Beitrag von Maggov »

Hallo Hans,

es stimmt, dass man den Drill nicht nur wg. des Vorfachs sondern auch wg. der Gefahr des Aushebelns bzw. Ausschlitzens (gerade bei grösseren Fischen) nicht total forcieren sollte. Wenn der Fisch aber schon 30 Meter abgezogen ist und ich die Haltung der Rute (waagrechte Position einnehmen wie Matthias beschrieben hat) nicht änder, dann habe den Drill für meinen Geschmack zu wenig forciert.

Ich kenne Situationen da schiesst ein Fisch in Richtung Stufe oder Rausche, wenn Du dann nicht forcierst verlierst Du den Fisch weil Du:

a. nicht so schnell folgen kannst,
b. der Druck des Wassers auf die Schnur viel zu hoch wird und Dein Vorfach (das geht bei einem 0,14-er schon problemlos) deswegen reisst
c. der fisch mit einem Richtungswechsel jeden Kontakt zwischen Rute und Fisch unterbindet und sich so leicht losschütteln kann

Ich habe schon einige Fische (gerade am Anfang) durch zu starkes Forcieren verloren. Es gibt drei Schläge in die Rute bei der ersten Flucht und - zack - ist der Haken draussen. Ich habe in den letzten 3 Jahren vielleicht 2 Fische wg. Vorfachbruch verloren (wobei ich noch nie unter 0,14 gegangen bin) - und ich habe noch nie einen Fisch gehabt der bis ins Backing ging.

Von daher denke ich, dass Paul schon recht hat - mit der Einschränkung, dass manche Gewässer ein Folgen des Fisches fast nicht ermöglichen.
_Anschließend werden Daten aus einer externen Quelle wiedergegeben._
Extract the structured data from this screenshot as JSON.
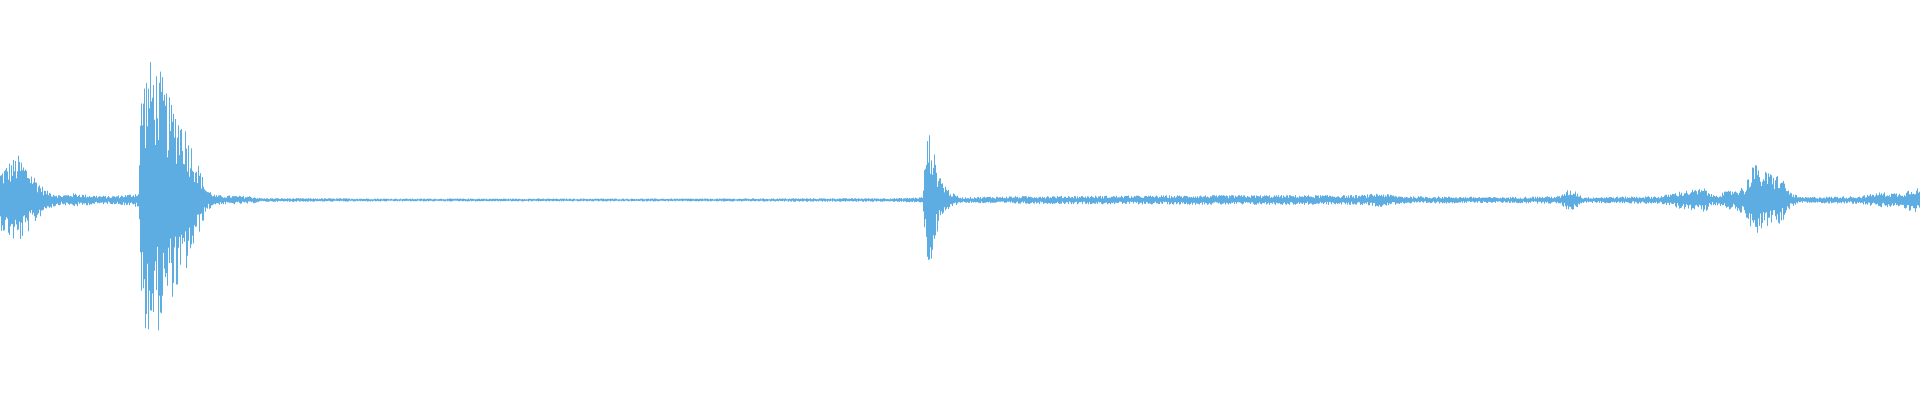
{
  "waveform": {
    "color": "#5dade2",
    "background": "#ffffff",
    "channels": 1
  }
}
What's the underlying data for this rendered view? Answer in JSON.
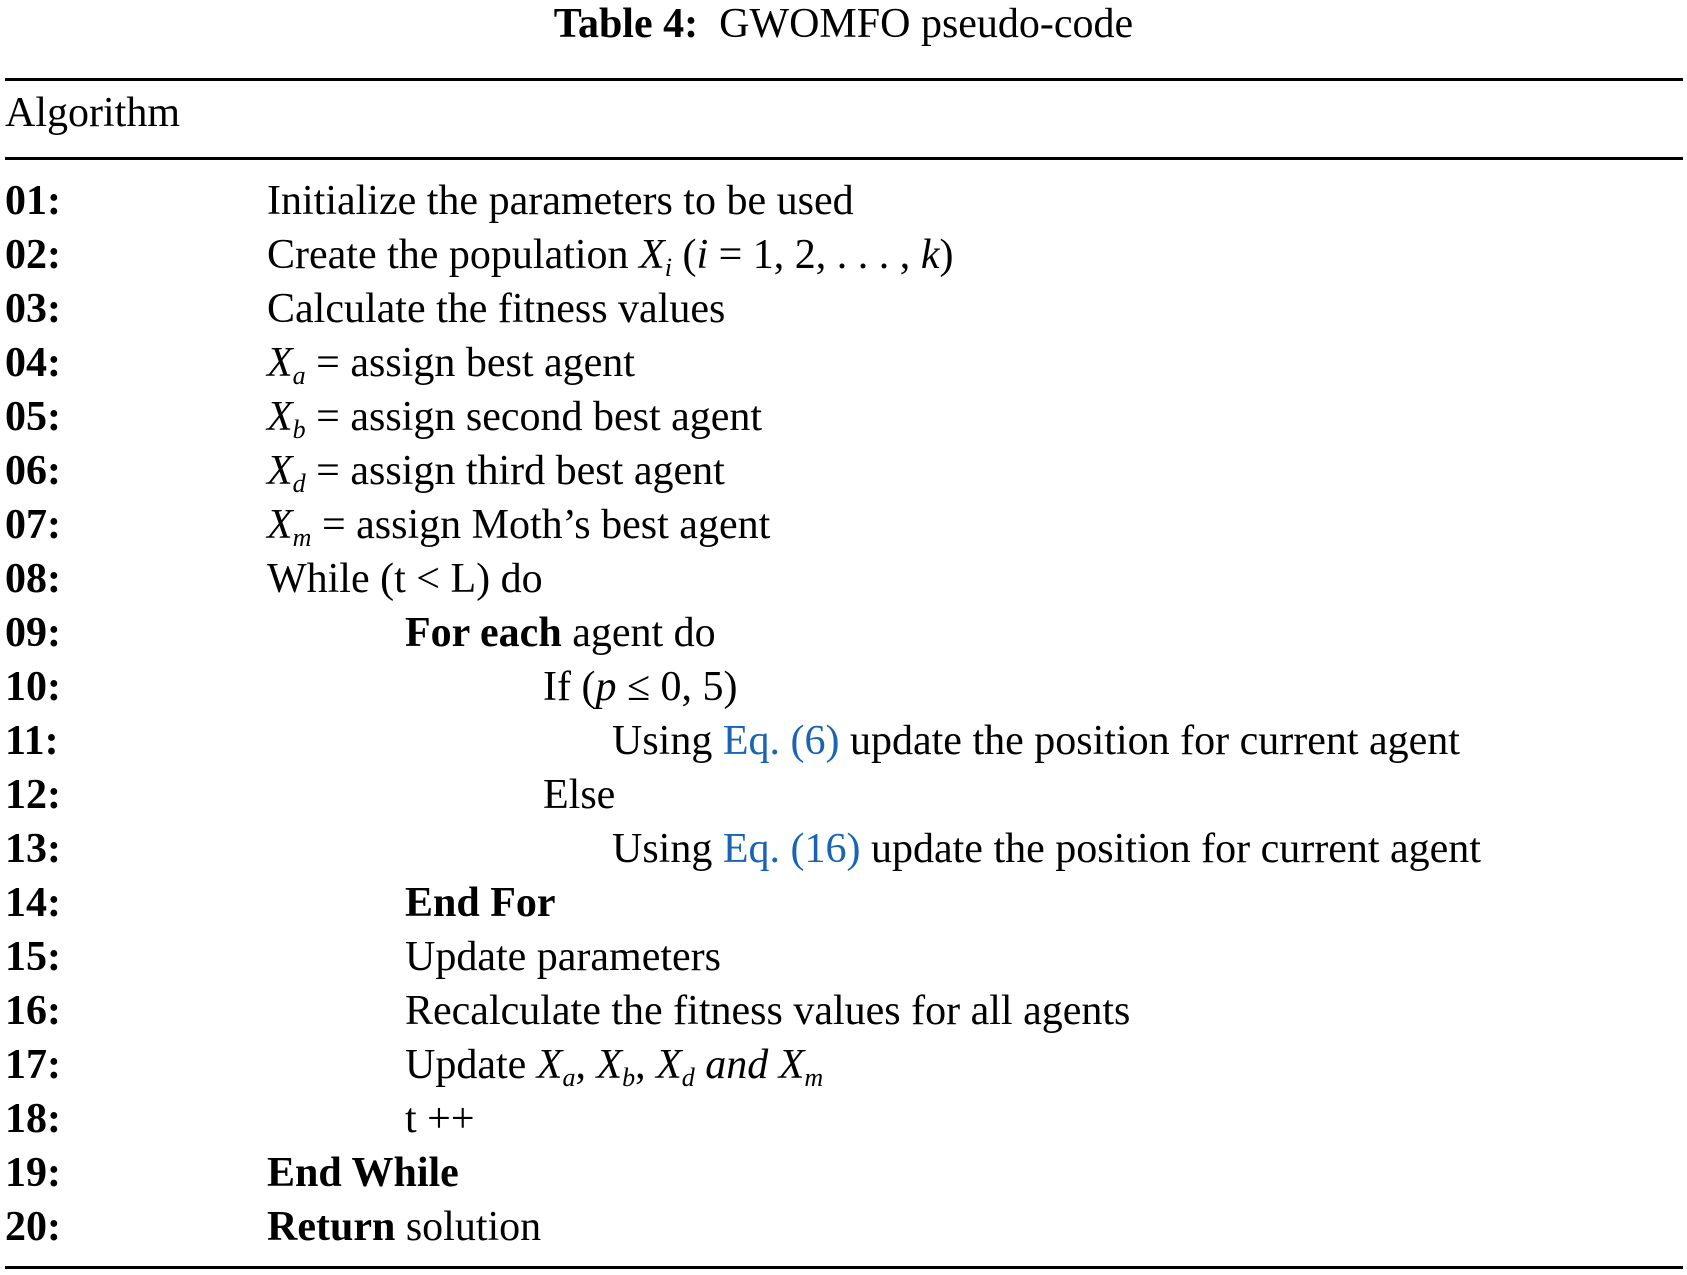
{
  "title": {
    "label": "Table 4:",
    "text": "GWOMFO pseudo-code"
  },
  "header": "Algorithm",
  "link_color": "#1a64b4",
  "rows": [
    {
      "num": "01:",
      "indent": 1,
      "parts": [
        {
          "t": "Initialize the parameters to be used"
        }
      ]
    },
    {
      "num": "02:",
      "indent": 1,
      "parts": [
        {
          "t": "Create the population "
        },
        {
          "m": "X",
          "s": "i"
        },
        {
          "t": " ("
        },
        {
          "i": "i"
        },
        {
          "t": " = 1, 2, . . . , "
        },
        {
          "i": "k"
        },
        {
          "t": ")"
        }
      ]
    },
    {
      "num": "03:",
      "indent": 1,
      "parts": [
        {
          "t": "Calculate the fitness values"
        }
      ]
    },
    {
      "num": "04:",
      "indent": 1,
      "parts": [
        {
          "m": "X",
          "s": "a"
        },
        {
          "t": " = assign best agent"
        }
      ]
    },
    {
      "num": "05:",
      "indent": 1,
      "parts": [
        {
          "m": "X",
          "s": "b"
        },
        {
          "t": " = assign second best agent"
        }
      ]
    },
    {
      "num": "06:",
      "indent": 1,
      "parts": [
        {
          "m": "X",
          "s": "d"
        },
        {
          "t": " = assign third best agent"
        }
      ]
    },
    {
      "num": "07:",
      "indent": 1,
      "parts": [
        {
          "m": "X",
          "s": "m"
        },
        {
          "t": " = assign Moth’s best agent"
        }
      ]
    },
    {
      "num": "08:",
      "indent": 1,
      "parts": [
        {
          "t": "While (t < L) do"
        }
      ]
    },
    {
      "num": "09:",
      "indent": 2,
      "parts": [
        {
          "b": "For each"
        },
        {
          "t": " agent do"
        }
      ]
    },
    {
      "num": "10:",
      "indent": 3,
      "parts": [
        {
          "t": "If ("
        },
        {
          "i": "p"
        },
        {
          "t": " ≤ 0, 5)"
        }
      ]
    },
    {
      "num": "11:",
      "indent": 4,
      "parts": [
        {
          "t": "Using "
        },
        {
          "a": "Eq. (6)"
        },
        {
          "t": " update the position for current agent"
        }
      ]
    },
    {
      "num": "12:",
      "indent": 3,
      "parts": [
        {
          "t": "Else"
        }
      ]
    },
    {
      "num": "13:",
      "indent": 4,
      "parts": [
        {
          "t": "Using "
        },
        {
          "a": "Eq. (16)"
        },
        {
          "t": " update the position for current agent"
        }
      ]
    },
    {
      "num": "14:",
      "indent": 2,
      "parts": [
        {
          "b": "End For"
        }
      ]
    },
    {
      "num": "15:",
      "indent": 2,
      "parts": [
        {
          "t": "Update parameters"
        }
      ]
    },
    {
      "num": "16:",
      "indent": 2,
      "parts": [
        {
          "t": "Recalculate the fitness values for all agents"
        }
      ]
    },
    {
      "num": "17:",
      "indent": 2,
      "parts": [
        {
          "t": "Update "
        },
        {
          "m": "X",
          "s": "a"
        },
        {
          "t": ",  "
        },
        {
          "m": "X",
          "s": "b"
        },
        {
          "t": ",  "
        },
        {
          "m": "X",
          "s": "d"
        },
        {
          "i": " and "
        },
        {
          "m": "X",
          "s": "m"
        }
      ]
    },
    {
      "num": "18:",
      "indent": 2,
      "parts": [
        {
          "t": "t ++"
        }
      ]
    },
    {
      "num": "19:",
      "indent": 1,
      "parts": [
        {
          "b": "End While"
        }
      ]
    },
    {
      "num": "20:",
      "indent": 1,
      "parts": [
        {
          "b": "Return"
        },
        {
          "t": " solution"
        }
      ]
    }
  ]
}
Ausser man schwimmt ;) ...

Viele Grüsse und viele schöne Stunden am Wasser

Markus
posti
Beiträge: 282
Registriert: 08.10.2006, 20:33
Wohnort: Linz
Hat sich bedankt: 3 Mal
Danksagung erhalten: 2 Mal

Beitrag von posti »

Servus Hans,
pehers hat geschrieben:..... möchte ich schon als advacatus diaboli ....
den Eindruck hatte ich von dir eigentlich nicht - so kann sich der Mensch täuschen :lol: :lol:
fragen, ob es nicht schon Situationen geben kann, in denen ich den Fisch gehen lassen muß!
Ja natürlich: geben kann. Aber selbst da hab ich irgendetwas zu tun, und nicht zu warten, bis das Backing zu Ende geht.
Ich habe beispielsweise von berühtmen Amerikanischen Gewässern gelesen, die man im Herbst mit feinsten Vorfächern......
Wobei sich da allerdings schon die Frage bezüglich waidgerechtes Angeln aufdrängt, denn irgendwo muss man dann eine Grenze ziehen. Aber das soll dann jeder mit sich selbst ausmachen.
Mit herzlichem Gruß
Benutzeravatar
pehers
Beiträge: 1461
Registriert: 28.09.2006, 11:51
Wohnort: Linz/AUT
Hat sich bedankt: 18 Mal
Danksagung erhalten: 94 Mal
Kontaktdaten:

Beitrag von pehers »

Servus!

Ich habe folgende Erfahrung gemacht: Fische können sehr wohl ins backing gehen und man steht, auch wenn man schon den einen oder anderen Fisch gefangen hat, oft hilflos daneben und hält die Rute in die Höhe, um den Wasser-/Strömungsdruck auf die Schnur zu verringern. Da ist mE nimmer viel los mit horizontalem Druck (allein schon vom Winkel her)! Der Ehrlichkeit halber ist mir das bis jetzt erst zwei mal passiert und ich habe den Fisch nur einmal landen können (aber längere Fluchten, gegen die man glaubt anfänglich nichts machen zu können, passieren schon öfter). Es handelte sich um 0,14er Vorfach und ich muß ehrlich zugeben, dass ich mir schwer täte, wenn ich sagen müsste, ob hier mehr an Power im Drill noch drin gewesen wäre. In der Situation habe ich wahrscheinlich auch nicht recht aktiv gewirkt und den Fisch einfach gehen lassen. Ich war einfach zu überrascht, dass auf einmal ein solches Kraftpaket am Ende der Leine hängt. Obwohl ich idR genauso wie ihr versuche, den Drill so kurz wie möglich zu halten, weil das eben doch die Gefahr minimiert, den Fisch zu überanstrengen und zu verlieren. Aber ich bin mir eben sicher, dass ich einigen Drills die ersten 20m ohne jede Reaktion von der Rolle rauschen habe lassen.

L.G.
Hans
www.soulfishing.eu
I still don't know why I fish or why other men fish, except that we like it and it makes us think and feel. (Roderick L. Haig-Brown, A River Never Sleeps)
Maggov
Moderator
Beiträge: 5549
Registriert: 28.09.2006, 14:21
Wohnort: München
Hat sich bedankt: 308 Mal
Danksagung erhalten: 401 Mal

Beitrag von Maggov »

Hallo Hans,

eine Einschränkung meinerseits, wenn Du einen extrem weiten Wurf hast und der Biss quasi sofort erfolgt bedarf es natürlich keiner riesigen Fluch mehr um das Backing an der Spitze zu haben.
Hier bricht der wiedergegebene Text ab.